The cast of the original play "A Common Thread" are pictured Sunday, March 18, 2012 on the STEM Academy stage. Pictured in the foreground is Mariah Mihm.

The best ideas sometimes come at the oddest times.

Take Debi Neville's story of her Danish grandmother, for instance.

"About five years ago, I wrote a short story about my grandmother and her search for her brother," Neville said. "I was in a writers group and everyone said 'You have to do more with this.'"

She tried, but couldn't find the right approach.

"Then, one day I sat up in bed in the middle of the night and said, 'It's a play,'" she said. "Then I could see it in my head."


The result, after a year of research and writing is "A Common Thread," a stage play that will be presented this weekend in Austin, Rochester and Spring Valley. The play has ties to all three communities.

The story starts in the 1880s in Denmark and makes its way to southern Minnesota. It tells of one family's attempts to become whole again, to celebrate what they have, and to solve the mystery of what's missing.

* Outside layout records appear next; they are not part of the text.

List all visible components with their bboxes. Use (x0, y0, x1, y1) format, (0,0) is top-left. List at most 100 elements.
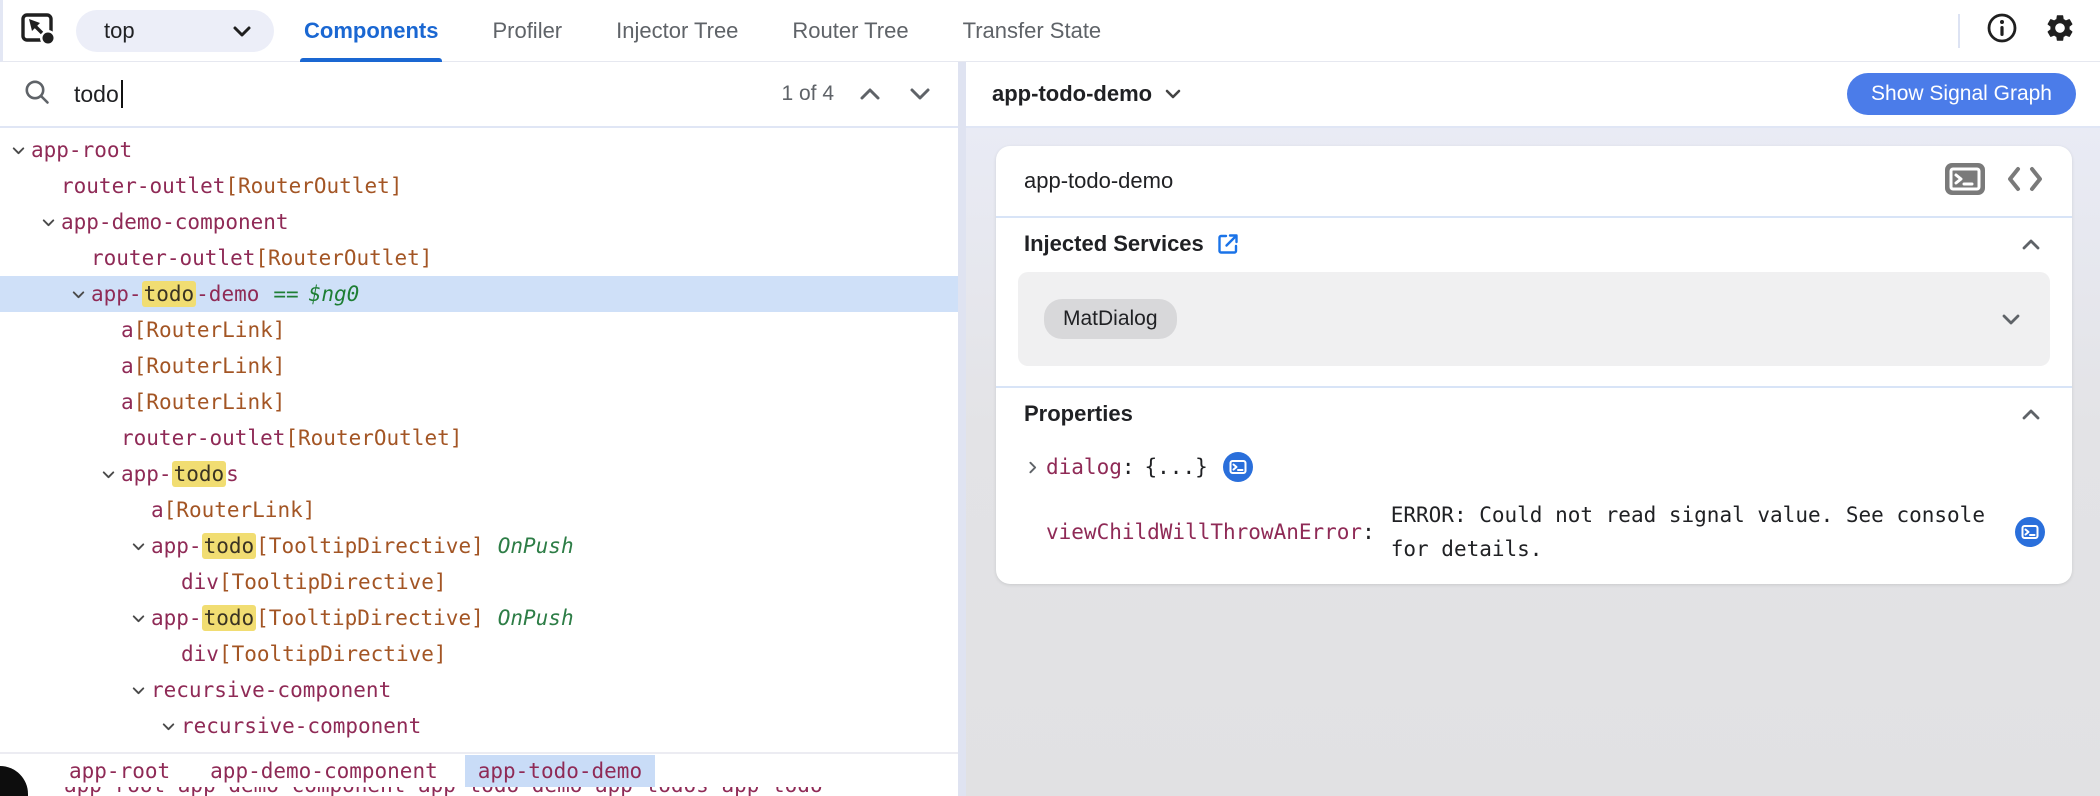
tree-segment-match: todo (171, 461, 227, 487)
tree-segment-el: div (181, 642, 219, 666)
property-row: viewChildWillThrowAnError: ERROR: Could n… (1024, 498, 2046, 566)
tree-segment-dir: [RouterLink] (163, 498, 316, 522)
expand-chevron-icon[interactable] (160, 718, 181, 735)
expand-chevron-icon[interactable] (70, 286, 91, 303)
tree-row[interactable]: app-demo-component (0, 204, 958, 240)
component-menu-chevron-icon[interactable] (1162, 83, 1184, 105)
expand-chevron-icon[interactable] (130, 538, 151, 555)
inspect-element-button[interactable] (18, 11, 58, 51)
search-result-count: 1 of 4 (781, 82, 834, 105)
next-match-button[interactable] (906, 80, 934, 108)
tree-segment-dir: [TooltipDirective] (256, 534, 484, 558)
property-row: dialog: {...} (1024, 444, 2046, 490)
previous-match-button[interactable] (856, 80, 884, 108)
tree-segment-el: a (121, 354, 134, 378)
info-icon (1986, 12, 2018, 49)
view-source-icon[interactable] (2006, 165, 2044, 198)
inspector-content: app-todo-demo Injected Services MatDialo… (966, 128, 2100, 796)
frame-selector-dropdown[interactable]: top (76, 9, 274, 52)
tree-row[interactable]: app-todo -demo == $ng0 (0, 276, 958, 312)
inspect-element-icon (19, 11, 57, 50)
tree-row[interactable]: div [TooltipDirective] (0, 564, 958, 600)
log-to-console-icon[interactable] (2014, 516, 2046, 548)
breadcrumb-item[interactable]: app-todo-demo (464, 754, 656, 787)
collapse-section-icon[interactable] (2018, 401, 2044, 427)
property-colon: : (1362, 520, 1375, 544)
show-signal-graph-button[interactable]: Show Signal Graph (1847, 73, 2076, 115)
tree-row[interactable]: recursive-component (0, 672, 958, 708)
expand-services-icon[interactable] (1998, 306, 2024, 332)
toolbar-right (1958, 12, 2100, 49)
expand-chevron-icon[interactable] (100, 466, 121, 483)
property-name: viewChildWillThrowAnError (1046, 520, 1363, 544)
collapse-section-icon[interactable] (2018, 231, 2044, 257)
breadcrumb-item[interactable]: app-demo-component (197, 755, 451, 787)
devtools-tabs: Components Profiler Injector Tree Router Tr… (300, 0, 1105, 62)
tab-profiler[interactable]: Profiler (488, 0, 566, 62)
service-chip[interactable]: MatDialog (1044, 299, 1177, 339)
info-button[interactable] (1986, 12, 2018, 49)
tree-row[interactable]: router-outlet [RouterOutlet] (0, 240, 958, 276)
tree-row[interactable]: div [TooltipDirective] (0, 636, 958, 672)
tree-row[interactable]: recursive-component (0, 744, 958, 752)
tree-segment-el: app-root (31, 138, 133, 162)
tree-row[interactable]: a [RouterLink] (0, 384, 958, 420)
tree-row[interactable]: a [RouterLink] (0, 348, 958, 384)
tree-row[interactable]: router-outlet [RouterOutlet] (0, 420, 958, 456)
property-value: ERROR: Could not read signal value. See … (1390, 503, 1985, 561)
tree-segment-dir: [TooltipDirective] (218, 642, 447, 666)
panel-resize-handle[interactable] (958, 62, 966, 796)
tree-row[interactable]: app-todo [TooltipDirective] OnPush (0, 600, 958, 636)
tree-segment-dir: [TooltipDirective] (218, 570, 447, 594)
tab-router-tree[interactable]: Router Tree (788, 0, 912, 62)
tree-segment-el: recursive-component (181, 714, 422, 738)
tree-row[interactable]: router-outlet [RouterOutlet] (0, 168, 958, 204)
tree-segment-el: app- (91, 282, 142, 306)
tree-segment-dir: [RouterLink] (133, 354, 286, 378)
details-card-header: app-todo-demo (996, 146, 2072, 216)
tab-injector-tree[interactable]: Injector Tree (612, 0, 742, 62)
breadcrumb-item[interactable]: app-root (56, 755, 183, 787)
external-link-icon[interactable] (1216, 232, 1240, 256)
chevron-down-icon (230, 19, 254, 43)
console-reference-icon[interactable] (1944, 162, 1986, 201)
tree-row[interactable]: app-todo s (0, 456, 958, 492)
log-to-console-icon[interactable] (1222, 451, 1254, 483)
properties-header[interactable]: Properties (996, 388, 2072, 440)
injected-services-header[interactable]: Injected Services (996, 218, 2072, 270)
component-tree-panel: todo 1 of 4 app-root router-outlet [Router… (0, 62, 958, 796)
tree-segment-el: app- (151, 606, 202, 630)
expand-chevron-icon[interactable] (40, 214, 61, 231)
inspector-panel: app-todo-demo Show Signal Graph app-todo… (966, 62, 2100, 796)
expand-chevron-icon[interactable] (130, 610, 151, 627)
tree-row[interactable]: recursive-component (0, 708, 958, 744)
tree-row[interactable]: a [RouterLink] (0, 492, 958, 528)
tree-row[interactable]: app-root (0, 132, 958, 168)
tree-row[interactable]: a [RouterLink] (0, 312, 958, 348)
tab-transfer-state[interactable]: Transfer State (959, 0, 1106, 62)
search-icon (22, 77, 52, 112)
tree-segment-el: app- (151, 534, 202, 558)
details-card-title: app-todo-demo (1024, 168, 1174, 193)
tree-row[interactable]: app-todo [TooltipDirective] OnPush (0, 528, 958, 564)
text-caret (120, 80, 123, 108)
injected-services-title: Injected Services (1024, 231, 1204, 256)
angular-devtools: top Components Profiler Injector Tree Route… (0, 0, 2100, 796)
tree-segment-el: div (181, 570, 219, 594)
settings-button[interactable] (2044, 12, 2076, 49)
properties-list: dialog: {...} viewChildWillThrowAnError: ER… (996, 440, 2072, 584)
tree-segment-eq: == (273, 282, 299, 306)
toolbar-divider (1958, 13, 1960, 48)
expand-chevron-icon[interactable] (10, 142, 31, 159)
tree-segment-onpush: OnPush (497, 534, 574, 558)
tree-segment-el: router-outlet (91, 246, 256, 270)
tree-segment-el: a (121, 318, 134, 342)
expand-property-icon[interactable] (1024, 459, 1046, 476)
devtools-toolbar: top Components Profiler Injector Tree Route… (0, 0, 2100, 62)
gear-icon (2044, 12, 2076, 49)
property-name: dialog (1046, 455, 1122, 479)
expand-chevron-icon[interactable] (130, 682, 151, 699)
tree-segment-el: a (121, 390, 134, 414)
tab-components[interactable]: Components (300, 0, 443, 62)
search-input[interactable]: todo (74, 81, 119, 108)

"It's a memory play," Neville said. "It takes you back to the '60s, to perhaps a simpler time when families got together more often, when people weren't working so much on Sunday. Everything was closed on Sunday."

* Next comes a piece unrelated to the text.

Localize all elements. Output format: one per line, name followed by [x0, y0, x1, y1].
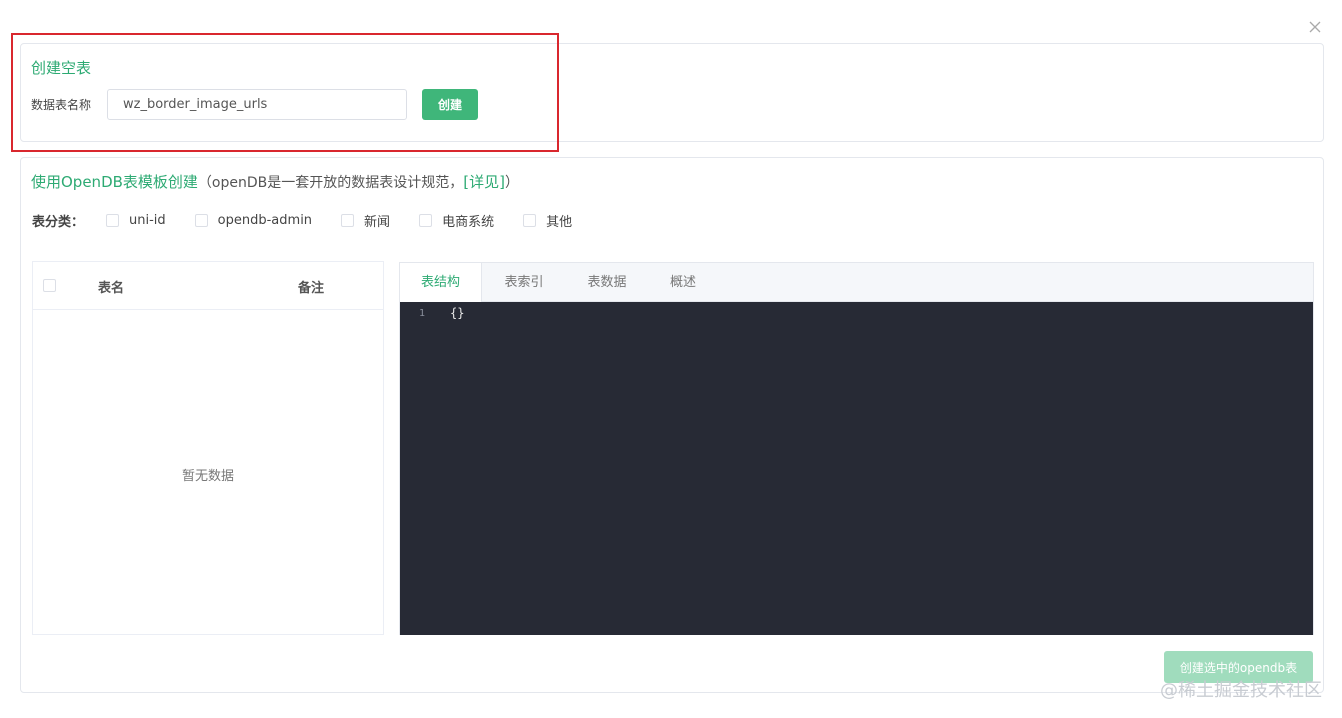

That's when Neville's extended family would usually gather at the family's Spring Valley-area farm for Sunday dinner, discussion and games. Those Sundays provide the setting for "A Common Thread."

"It takes place in 1961, approximately, on our farm in Spring Valley," Neville said.

But to tell the story of an extended family requires a lot of people, always a difficult proposition for local productions. "It's very difficult to have a big cast, and I have one," Neville said. "It's hard to find that many people. But I wanted it to feel like a big group on stage because I wanted the audience to see, 'Wow, look at all these people who showed up at that little farm.'"

Included in the cast is Neville's daughter, Mariah Mihm, who is coming from her home in California to play Neville's grandmother and great-grandmother.

The play also includes an original theme song composed by Maria Kujawa. Home movies from Neville's family will be used in some scenes.


As for Neville, she narrates the play. "I saw at the beginning that some of these memories are as clear as yesterday, and others have faded to a soft shade of gray," she said.

"The common thread is family," she said. "That's what holds us all together."